John the Baptist's .... Hand?



This is just bizarre ... What is it with these Russian newspapers??




Ancient Hand Inspires Talk of Miracles

By Anastasiya Lebedev


Thousands of people, many of them old women wearing long skirts and head scarves, shaded themselves with umbrellas as they waited for hours Wednesday to see and kiss a chest containing the purported right hand of John the Baptist.
"It's not every day that they bring something so holy to Moscow," Svetlana Chausova said, standing near the head of the line at 1 p.m. Chausova, 31, and most of her family had been waiting to get into Christ the Savior Cathedral since 6 a.m. Her husband had to give up earlier to go to work ..."

The relic was on display from 8 a.m. to 10 p.m. when it first arrived. But the church authorized around-the-clock viewing this week due to the long line.

Several groups of women in line huddled under umbrellas to sing prayers. Nuns in long black habits and priests surrounded by their parishioners waited patiently and spoke of a holy apparition. Father Alexander from Zvenigorod, near Moscow, said that people waiting in line Friday had seen a rainbow halo around the sun and that attempts to photograph it resulted in images of an oil lamp with a blood-red cross over it. Marina, 75, who did not want to give her last name, said she had seen the rainbow and the photographs. She said she had seen another holy apparition in her hometown of Ramenskoye, near Moscow, last month, when a cross appeared in the sky over her church after a religious service.

Alexei Zagalsky, 13, and Timofei Zholninsky, 14, said they had come with their families but had managed to wiggle ahead in line. Zholninsky said praying to the relic would help their future.

"Yeah, when we're dead," Zagalsky quipped, causing his friend to argue that the prayers might help them with their university entrance exams. "All right, it could help us earlier than that," Zagalsky conceded.

The metro station exit leading to the cathedral was lined with panhandlers, apparently counting on the generosity of those going to see the relic. An ice cream vendor frantically handed out cones to perspiring customers.

Fotina, a 45-year-old nun, walked along the line of waiting believers to collect donations for the restoration of the 16th-century Poshekhonsky Convent, 500 kilometers northeast of Moscow in the Yaroslavl region. She said the convent, where she lives, had sent her to Moscow to collect money while the relic was in town.

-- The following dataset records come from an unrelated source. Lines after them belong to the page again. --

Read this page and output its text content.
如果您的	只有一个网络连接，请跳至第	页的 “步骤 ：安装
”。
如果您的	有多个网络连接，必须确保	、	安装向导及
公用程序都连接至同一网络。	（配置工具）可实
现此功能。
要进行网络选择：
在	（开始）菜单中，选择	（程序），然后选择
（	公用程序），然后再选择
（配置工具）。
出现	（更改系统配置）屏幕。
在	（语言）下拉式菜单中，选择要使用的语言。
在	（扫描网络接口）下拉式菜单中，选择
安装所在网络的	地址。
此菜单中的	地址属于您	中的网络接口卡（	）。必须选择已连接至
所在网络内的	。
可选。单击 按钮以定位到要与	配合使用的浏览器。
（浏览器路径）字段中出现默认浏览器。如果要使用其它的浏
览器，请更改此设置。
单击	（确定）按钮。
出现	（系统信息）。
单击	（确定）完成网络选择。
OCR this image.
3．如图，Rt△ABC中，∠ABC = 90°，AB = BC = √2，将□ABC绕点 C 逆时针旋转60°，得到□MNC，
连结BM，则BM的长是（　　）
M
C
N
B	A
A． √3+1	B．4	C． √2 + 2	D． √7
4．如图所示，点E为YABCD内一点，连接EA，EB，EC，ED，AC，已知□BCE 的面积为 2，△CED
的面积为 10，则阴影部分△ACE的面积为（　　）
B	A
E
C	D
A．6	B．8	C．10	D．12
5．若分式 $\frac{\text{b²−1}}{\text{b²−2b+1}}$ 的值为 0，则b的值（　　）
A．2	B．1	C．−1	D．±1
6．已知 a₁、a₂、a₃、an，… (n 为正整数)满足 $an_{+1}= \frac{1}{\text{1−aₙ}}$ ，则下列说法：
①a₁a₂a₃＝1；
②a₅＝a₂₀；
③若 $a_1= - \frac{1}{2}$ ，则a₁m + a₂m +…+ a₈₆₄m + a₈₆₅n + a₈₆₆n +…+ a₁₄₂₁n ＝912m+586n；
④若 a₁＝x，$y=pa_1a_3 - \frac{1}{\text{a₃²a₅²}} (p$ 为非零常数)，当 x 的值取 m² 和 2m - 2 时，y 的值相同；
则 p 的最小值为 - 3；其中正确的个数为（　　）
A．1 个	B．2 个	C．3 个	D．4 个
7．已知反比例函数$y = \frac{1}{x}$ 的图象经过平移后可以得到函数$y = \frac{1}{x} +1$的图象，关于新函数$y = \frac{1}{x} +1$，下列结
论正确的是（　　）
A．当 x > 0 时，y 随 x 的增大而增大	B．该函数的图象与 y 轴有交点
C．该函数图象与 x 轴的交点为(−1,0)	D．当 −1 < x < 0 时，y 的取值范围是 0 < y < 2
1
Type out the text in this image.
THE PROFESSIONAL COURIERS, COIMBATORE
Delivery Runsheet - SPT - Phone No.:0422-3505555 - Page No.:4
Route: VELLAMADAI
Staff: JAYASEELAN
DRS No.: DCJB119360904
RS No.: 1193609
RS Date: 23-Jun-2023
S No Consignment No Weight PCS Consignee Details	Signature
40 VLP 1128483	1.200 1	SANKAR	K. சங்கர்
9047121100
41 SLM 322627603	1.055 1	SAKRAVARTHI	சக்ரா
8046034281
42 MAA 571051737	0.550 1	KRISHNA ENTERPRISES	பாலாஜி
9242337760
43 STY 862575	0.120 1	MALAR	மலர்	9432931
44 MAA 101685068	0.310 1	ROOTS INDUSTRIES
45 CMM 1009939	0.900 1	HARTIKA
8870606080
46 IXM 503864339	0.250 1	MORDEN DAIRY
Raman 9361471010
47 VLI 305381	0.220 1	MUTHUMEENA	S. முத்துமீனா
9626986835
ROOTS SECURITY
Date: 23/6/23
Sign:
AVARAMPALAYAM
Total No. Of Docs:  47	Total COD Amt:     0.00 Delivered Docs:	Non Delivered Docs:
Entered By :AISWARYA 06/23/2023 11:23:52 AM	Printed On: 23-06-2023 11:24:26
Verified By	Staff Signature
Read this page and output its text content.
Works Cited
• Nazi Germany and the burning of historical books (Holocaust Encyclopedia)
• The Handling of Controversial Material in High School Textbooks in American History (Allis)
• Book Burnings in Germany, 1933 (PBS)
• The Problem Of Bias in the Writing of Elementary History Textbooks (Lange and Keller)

Raisa, 65, who had been waiting since 6:30 a.m., said she had seen many relics and had been healed by praying to them. She refused to elaborate.

Nikolai, 50, came from the town of Chekhov, near Moscow, to pray for his wife, who was recovering after surgery.

Standing next to him with a violin case, Alla Kharitonova, 27, said she was running between the line and concerts scheduled for the day. She wore jeans but said she had a skirt in her bag to put on once she got inside the church.

Rimma Golubeva, 70, said she had heard that the hand had healed a man this week. She herself planned to pray for God to send a tsar to rule Russia. "Until there is a tsar, Russia won't lift its head," she said.

Sergei Kislitsyn, 27, who got up at 4:30 a.m. to catch a train from the Tver region, emerged from the church with a bewildered smile at 2:30 p.m. "It was like being hit over the head, only spiritually," Kislitsyn said.

He said he had seen other relics but had never had such a powerful experience. Asked what he had prayed for, he said, "To stop smoking. And to be saved, of course."